Tensor-Based Sparsity Order Estimation for Big Data Applications

In Big Data Processing we typically face very large data sets that are highly structured. To save the computation and storage cost, it is desirable to extract the essence of the data from a reduced number of observations. One example of such a structural constraint is sparsity. If the data possesses a sparse representation in a suitable domain, it can be recovered from a small number of linear projections into a low-dimensional space. In this case, the degree of sparsity, referred to as sparsity order, is of high interest. It has recently been shown that if the measurement matrix obey certain structural constraints, one can estimate the sparsity order directly from the compressed data. The rich structure of the measurement matrix allows to rearrange the multiple-snapshot measurement vectors into a fourth-order tensor with rank equal to the desired sparsity order.

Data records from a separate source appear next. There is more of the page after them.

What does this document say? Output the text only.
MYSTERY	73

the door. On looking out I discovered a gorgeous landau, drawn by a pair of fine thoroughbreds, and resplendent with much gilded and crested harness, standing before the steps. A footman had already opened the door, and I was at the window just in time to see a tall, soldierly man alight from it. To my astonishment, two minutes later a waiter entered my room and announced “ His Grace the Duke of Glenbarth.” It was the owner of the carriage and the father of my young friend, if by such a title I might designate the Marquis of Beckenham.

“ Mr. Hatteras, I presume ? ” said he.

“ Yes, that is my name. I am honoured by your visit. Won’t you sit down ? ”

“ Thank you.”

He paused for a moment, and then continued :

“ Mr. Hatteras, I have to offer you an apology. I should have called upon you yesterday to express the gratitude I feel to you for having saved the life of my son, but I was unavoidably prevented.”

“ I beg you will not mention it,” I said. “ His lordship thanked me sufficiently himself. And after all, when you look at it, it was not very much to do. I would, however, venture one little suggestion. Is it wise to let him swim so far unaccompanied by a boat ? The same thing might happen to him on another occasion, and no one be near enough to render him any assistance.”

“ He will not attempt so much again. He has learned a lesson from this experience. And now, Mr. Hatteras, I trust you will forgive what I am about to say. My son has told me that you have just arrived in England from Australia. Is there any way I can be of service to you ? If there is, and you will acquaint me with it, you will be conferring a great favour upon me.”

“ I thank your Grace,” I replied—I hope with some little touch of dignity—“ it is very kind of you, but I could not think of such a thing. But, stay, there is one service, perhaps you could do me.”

In this paper, we exploit the multilinear structure of the data for accurate sparsity order estimation with improved identifiability. We discuss the choice of the parameters, i.e., the block size, block offset, and number of blocks, to maximize the sparsity order that can be inferred from a certain number of observations, and compare state-of-the-art order selection algorithms for sparsity order estimation under the chosen parameter settings. By performing an extensive campaign of simulations, we show that the discriminant function based method and the random matrix theory algorithm outperform other approaches in small and large snapshot-number scenarios, respectively.